Tureckie myśliwce F-16 zaatakowały bojowników z Partii Pracujących Kurdystanu (PKK) na południowym wschodzie Turcji, kilka godzin po ostrzelaniu przez to ugrupowanie posterunków żandarmerii - poinformowało wojsko na stronie internetowej.
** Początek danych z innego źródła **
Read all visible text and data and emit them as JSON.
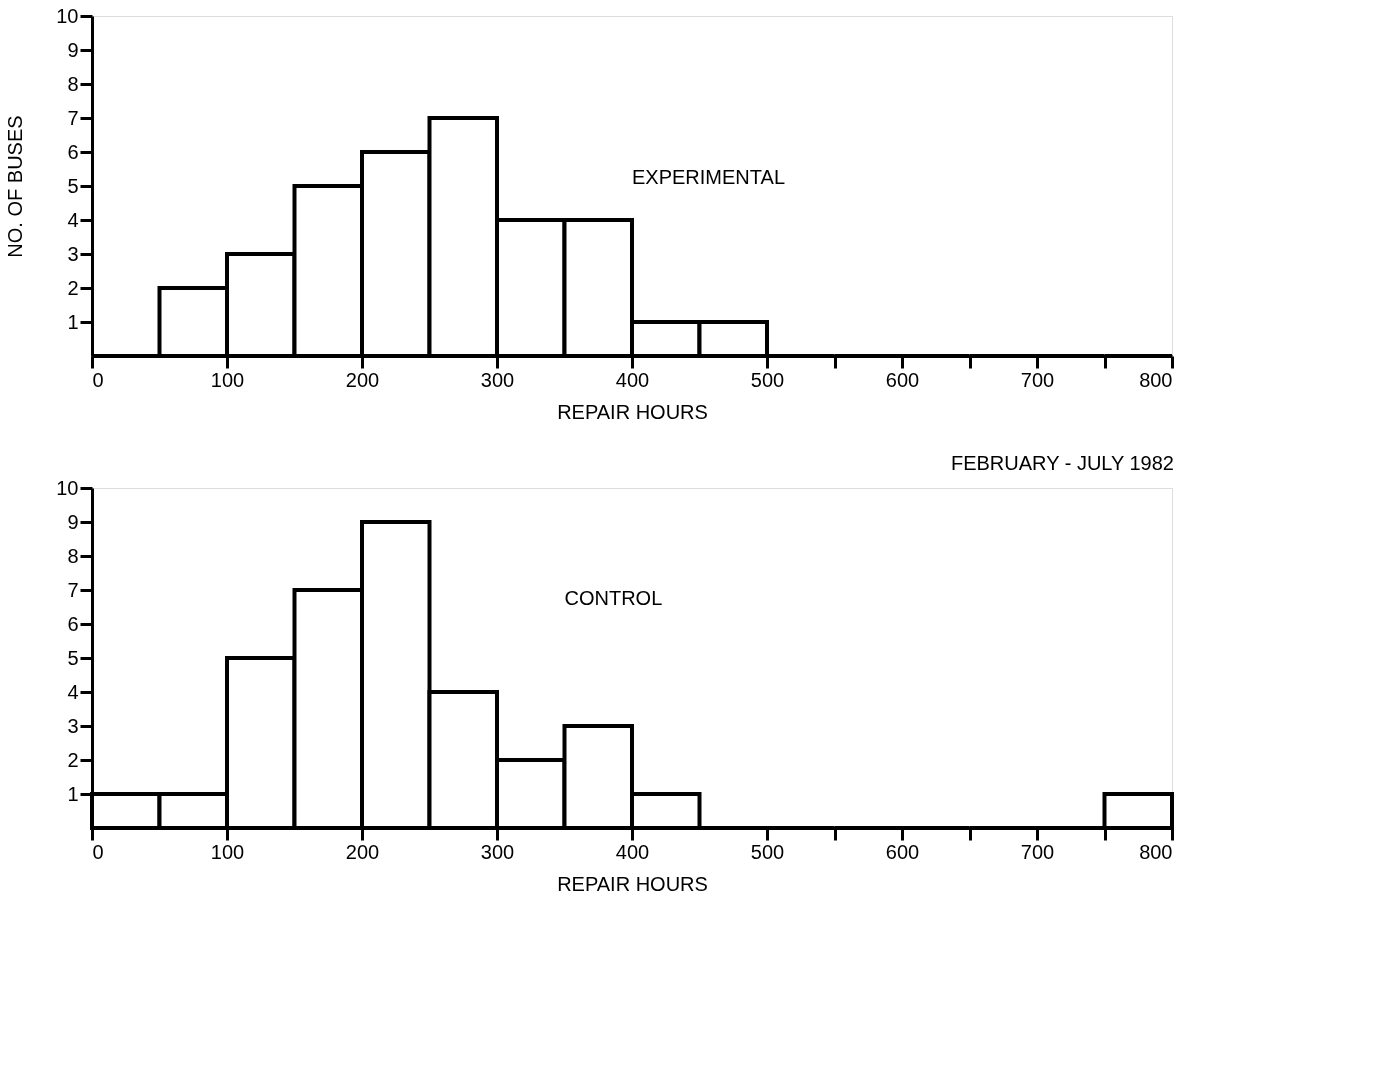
{
  "chart_data": [
    {
      "type": "histogram",
      "xlabel": "REPAIR HOURS",
      "ylabel": "NO. OF BUSES",
      "bins": [
        0,
        50,
        100,
        150,
        200,
        250,
        300,
        350,
        400,
        450,
        500,
        550,
        600,
        650,
        700,
        750,
        800
      ],
      "series": [
        {
          "name": "EXPERIMENTAL",
          "color": "#000000",
          "values": [
            0,
            2,
            3,
            5,
            6,
            7,
            4,
            4,
            1,
            1,
            0,
            0,
            0,
            0,
            0,
            0
          ]
        }
      ],
      "xlim": [
        0,
        800
      ],
      "ylim": [
        0,
        10
      ],
      "xticks": [
        0,
        100,
        200,
        300,
        400,
        500,
        {
          "value": 550,
          "label": null
        },
        600,
        {
          "value": 650,
          "label": null
        },
        700,
        {
          "value": 750,
          "label": null
        },
        800
      ],
      "yticks": [
        1,
        2,
        3,
        4,
        5,
        6,
        7,
        8,
        9,
        10
      ],
      "grid": false
    },
    {
      "type": "histogram",
      "xlabel": "REPAIR HOURS",
      "annotations": [
        "FEBRUARY - JULY 1982"
      ],
      "bins": [
        0,
        50,
        100,
        150,
        200,
        250,
        300,
        350,
        400,
        450,
        500,
        550,
        600,
        650,
        700,
        750,
        800
      ],
      "series": [
        {
          "name": "CONTROL",
          "color": "#000000",
          "values": [
            1,
            1,
            5,
            7,
            9,
            4,
            2,
            3,
            1,
            0,
            0,
            0,
            0,
            0,
            0,
            1
          ]
        }
      ],
      "xlim": [
        0,
        800
      ],
      "ylim": [
        0,
        10
      ],
      "xticks": [
        0,
        100,
        200,
        300,
        400,
        500,
        {
          "value": 550,
          "label": null
        },
        600,
        {
          "value": 650,
          "label": null
        },
        700,
        {
          "value": 750,
          "label": null
        },
        800
      ],
      "yticks": [
        1,
        2,
        3,
        4,
        5,
        6,
        7,
        8,
        9,
        10
      ],
      "grid": false
    }
  ]
}
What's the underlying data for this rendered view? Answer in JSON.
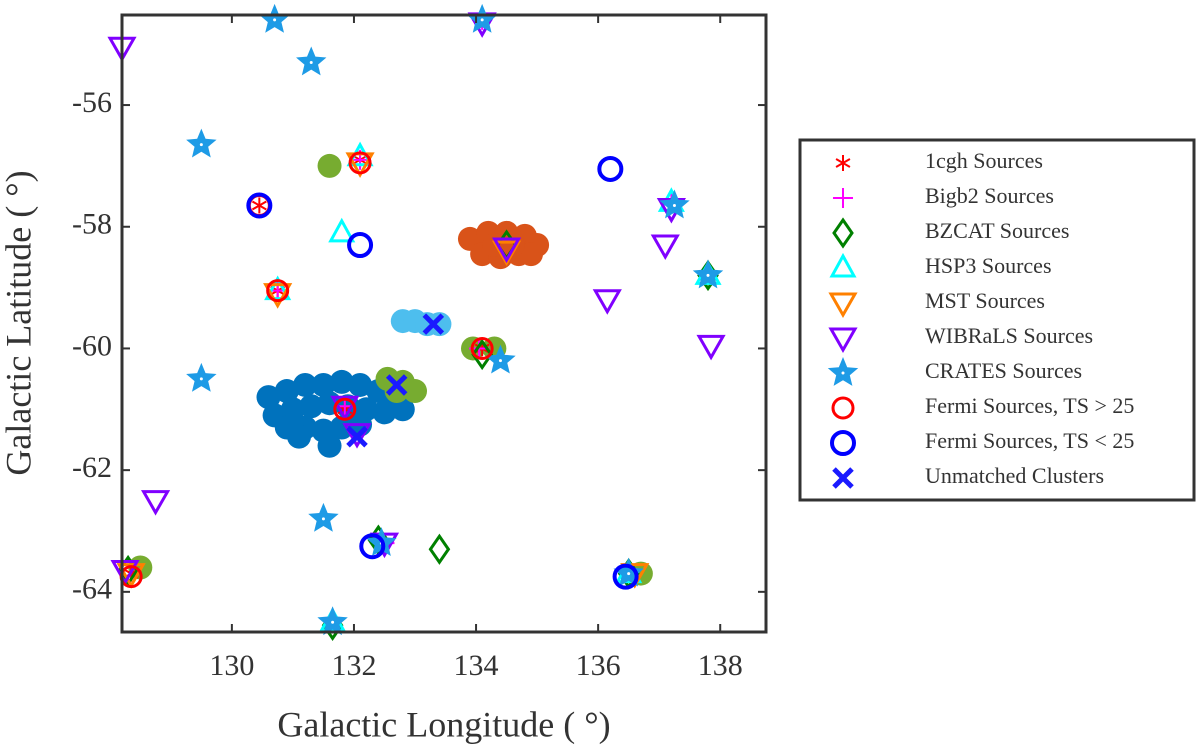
{
  "chart_data": {
    "type": "scatter",
    "xlabel": "Galactic Longitude ( °)",
    "ylabel": "Galactic Latitude ( °)",
    "xlim": [
      128.2,
      138.75
    ],
    "ylim": [
      -64.66,
      -54.52
    ],
    "xticks": [
      130,
      132,
      134,
      136,
      138
    ],
    "yticks": [
      -56,
      -58,
      -60,
      -62,
      -64
    ],
    "background_clusters": [
      {
        "color": "#0072bd",
        "x": [
          130.6,
          130.9,
          131.2,
          131.5,
          131.8,
          132.1,
          132.4,
          132.7,
          130.7,
          131.0,
          131.3,
          131.6,
          131.9,
          132.2,
          132.5,
          130.9,
          131.2,
          131.5,
          131.8,
          132.1,
          131.6,
          132.8,
          131.1
        ],
        "y": [
          -60.8,
          -60.7,
          -60.6,
          -60.6,
          -60.55,
          -60.6,
          -60.7,
          -60.8,
          -61.1,
          -61.0,
          -60.95,
          -60.9,
          -60.95,
          -61.0,
          -61.05,
          -61.3,
          -61.3,
          -61.35,
          -61.3,
          -61.25,
          -61.6,
          -61.0,
          -61.45
        ]
      },
      {
        "color": "#d95319",
        "x": [
          133.9,
          134.2,
          134.5,
          134.8,
          135.0,
          134.1,
          134.4,
          134.7,
          134.9,
          134.3,
          134.6
        ],
        "y": [
          -58.2,
          -58.1,
          -58.1,
          -58.15,
          -58.3,
          -58.45,
          -58.5,
          -58.45,
          -58.45,
          -58.3,
          -58.3
        ]
      },
      {
        "color": "#4dbeee",
        "x": [
          132.8,
          133.0,
          133.2,
          133.4
        ],
        "y": [
          -59.55,
          -59.55,
          -59.6,
          -59.6
        ]
      },
      {
        "color": "#77ac30",
        "x": [
          132.55,
          132.8,
          133.0,
          132.7,
          133.95,
          134.3,
          128.5,
          136.7,
          131.6
        ],
        "y": [
          -60.5,
          -60.55,
          -60.7,
          -60.7,
          -60.0,
          -60.0,
          -63.6,
          -63.7,
          -57.0
        ]
      }
    ],
    "series": [
      {
        "name": "1cgh Sources",
        "color": "#ff0000",
        "marker": "asterisk",
        "x": [
          132.1,
          130.45,
          130.75,
          131.85,
          134.1,
          128.35
        ],
        "y": [
          -56.9,
          -57.65,
          -59.05,
          -61.0,
          -60.0,
          -63.7
        ]
      },
      {
        "name": "Bigb2 Sources",
        "color": "#ff00ff",
        "marker": "plus",
        "x": [
          132.1,
          130.75,
          131.85,
          134.05,
          137.2,
          132.5,
          134.1
        ],
        "y": [
          -56.9,
          -59.05,
          -60.95,
          -60.0,
          -57.6,
          -63.2,
          -54.6
        ]
      },
      {
        "name": "BZCAT Sources",
        "color": "#008000",
        "marker": "diamond",
        "x": [
          134.1,
          134.5,
          137.8,
          133.4,
          131.65,
          132.4,
          136.5,
          128.3
        ],
        "y": [
          -60.1,
          -58.3,
          -58.8,
          -63.3,
          -64.55,
          -63.15,
          -63.7,
          -63.65
        ]
      },
      {
        "name": "HSP3 Sources",
        "color": "#00ffff",
        "marker": "triangle-up",
        "x": [
          131.8,
          132.1,
          130.75,
          136.5,
          137.2,
          137.8,
          131.65
        ],
        "y": [
          -58.1,
          -56.85,
          -59.05,
          -63.7,
          -57.6,
          -58.8,
          -64.5
        ]
      },
      {
        "name": "MST Sources",
        "color": "#ff8000",
        "marker": "triangle-down",
        "x": [
          132.1,
          130.75,
          134.5,
          128.35,
          136.6
        ],
        "y": [
          -56.95,
          -59.1,
          -58.4,
          -63.7,
          -63.7
        ]
      },
      {
        "name": "WIBRaLS Sources",
        "color": "#8000ff",
        "marker": "triangle-down",
        "x": [
          128.2,
          134.1,
          136.15,
          137.1,
          137.85,
          128.75,
          134.5,
          137.2,
          132.05,
          128.25,
          132.5,
          131.85
        ],
        "y": [
          -55.05,
          -54.65,
          -59.2,
          -58.3,
          -59.95,
          -62.5,
          -58.35,
          -57.7,
          -61.4,
          -63.65,
          -63.2,
          -60.95
        ]
      },
      {
        "name": "CRATES Sources",
        "color": "#1e9be6",
        "marker": "star",
        "x": [
          130.7,
          134.1,
          131.3,
          129.5,
          129.5,
          131.5,
          131.65,
          134.4,
          137.25,
          137.8,
          132.45,
          136.5
        ],
        "y": [
          -54.6,
          -54.6,
          -55.3,
          -56.65,
          -60.5,
          -62.8,
          -64.5,
          -60.2,
          -57.65,
          -58.8,
          -63.2,
          -63.7
        ]
      },
      {
        "name": "Fermi Sources, TS > 25",
        "color": "#ff0000",
        "marker": "circle",
        "x": [
          132.1,
          130.45,
          130.75,
          131.85,
          134.1,
          128.35
        ],
        "y": [
          -56.95,
          -57.65,
          -59.05,
          -61.0,
          -60.0,
          -63.75
        ]
      },
      {
        "name": "Fermi Sources, TS < 25",
        "color": "#0000ff",
        "marker": "circle-bold",
        "x": [
          136.2,
          130.45,
          132.1,
          132.3,
          136.45
        ],
        "y": [
          -57.05,
          -57.65,
          -58.3,
          -63.25,
          -63.75
        ]
      },
      {
        "name": "Unmatched Clusters",
        "color": "#1a1aff",
        "marker": "x",
        "x": [
          133.3,
          132.7,
          132.05
        ],
        "y": [
          -59.6,
          -60.6,
          -61.45
        ]
      }
    ]
  }
}
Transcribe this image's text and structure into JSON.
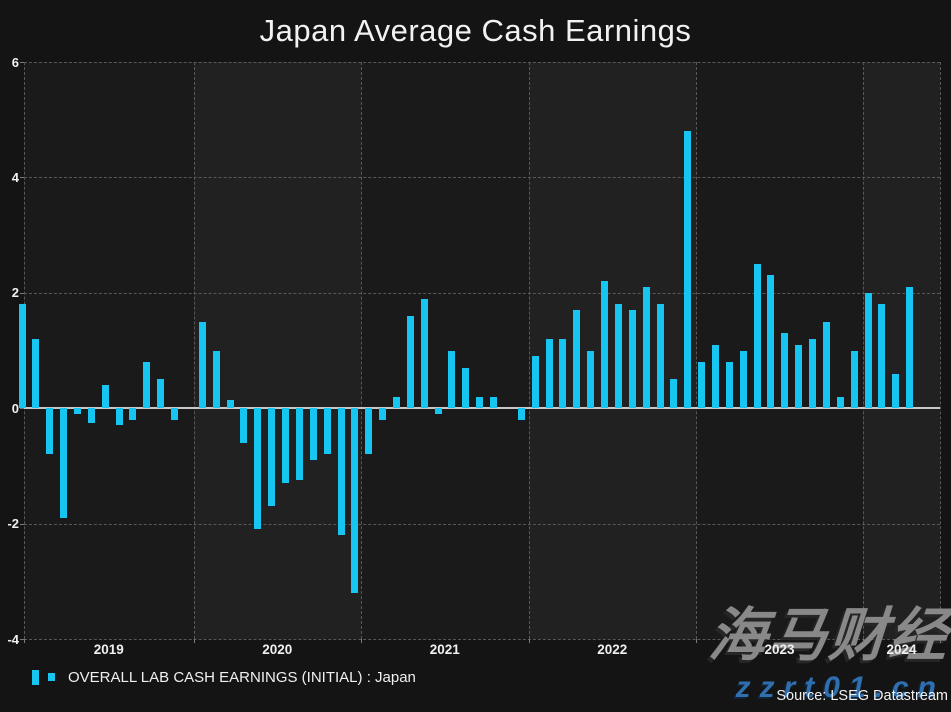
{
  "title": "Japan Average Cash Earnings",
  "legend": {
    "label": "OVERALL LAB CASH EARNINGS (INITIAL) : Japan"
  },
  "source_label": "Source: LSEG Datastream",
  "watermark": {
    "cn_text": "海马财经",
    "url_text": "zzrt01.cn"
  },
  "colors": {
    "bar": "#16C6F0",
    "background": "#141414",
    "panel_dark": "#1a1a1a",
    "panel_light": "#212121",
    "gridline": "#585858",
    "zero_line": "#c9c9c9",
    "text": "#f0f0f0",
    "watermark_gray": "#919191",
    "watermark_blue": "#2f6fae"
  },
  "chart_data": {
    "type": "bar",
    "title": "Japan Average Cash Earnings",
    "series_label": "OVERALL LAB CASH EARNINGS (INITIAL) : Japan",
    "frequency": "monthly",
    "x_start": "2018-12",
    "x_year_labels": [
      "2019",
      "2020",
      "2021",
      "2022",
      "2023",
      "2024"
    ],
    "ylim": [
      -4,
      6
    ],
    "yticks": [
      6,
      4,
      2,
      0,
      -2,
      -4
    ],
    "grid": "dashed",
    "legend_position": "bottom-left",
    "values": [
      1.8,
      1.2,
      -0.8,
      -1.9,
      -0.1,
      -0.25,
      0.4,
      -0.3,
      -0.2,
      0.8,
      0.5,
      -0.2,
      0.0,
      1.5,
      1.0,
      0.15,
      -0.6,
      -2.1,
      -1.7,
      -1.3,
      -1.25,
      -0.9,
      -0.8,
      -2.2,
      -3.2,
      -0.8,
      -0.2,
      0.2,
      1.6,
      1.9,
      -0.1,
      1.0,
      0.7,
      0.2,
      0.2,
      0.0,
      -0.2,
      0.9,
      1.2,
      1.2,
      1.7,
      1.0,
      2.2,
      1.8,
      1.7,
      2.1,
      1.8,
      0.5,
      4.8,
      0.8,
      1.1,
      0.8,
      1.0,
      2.5,
      2.3,
      1.3,
      1.1,
      1.2,
      1.5,
      0.2,
      1.0,
      2.0,
      1.8,
      0.6,
      2.1
    ]
  }
}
Do incydentu, podczas którego kurdyjscy bojownicy z broni ciężkiej ostrzelali żandarmów, doszło w górskiej prowincji Sirnak, przy granicy z Irakiem. Po serii ataków na tureckie siły bezpieczeństwa w ubiegłym tygodniu, o które podejrzewana jest PKK, tureckie władze zaczęły naloty na cele PKK na północy Iraku. Jednocześnie Turcja, długo unikająca angażowania się w konflikt z IS, rozpoczęła ofensywę przeciwko dżihadystom z Państwa Islamskiego (IS) na północy Syrii po przypisywanym im zamachu samobójczym w Suruc, przy syryjskiej granicy, w którym 20 lipca zginęły 32 osoby.

Rozejm "nie ma sensu"

Bombardowania wymierzone w pozycje PKK budzą zaniepokojenie na Zachodzie, bo mogą przekreślić proces pokojowy z bojownikami kurdyjskimi. Prezydent Turcji Recep Tayyip Erdogan oświadczył we wtorek, że niemożliwe jest kontynuowanie procesu pokojowego z tymi, którzy "zagrażają narodowej jedności". PKK oświadczyła po rozpoczęciu nalotów, że rozejm z władzami w Ankarze "nie ma sensu". Jednak, jak zaznacza agencja Reutera, bojownicy oficjalnie nie wycofali się z procesu pokojowego.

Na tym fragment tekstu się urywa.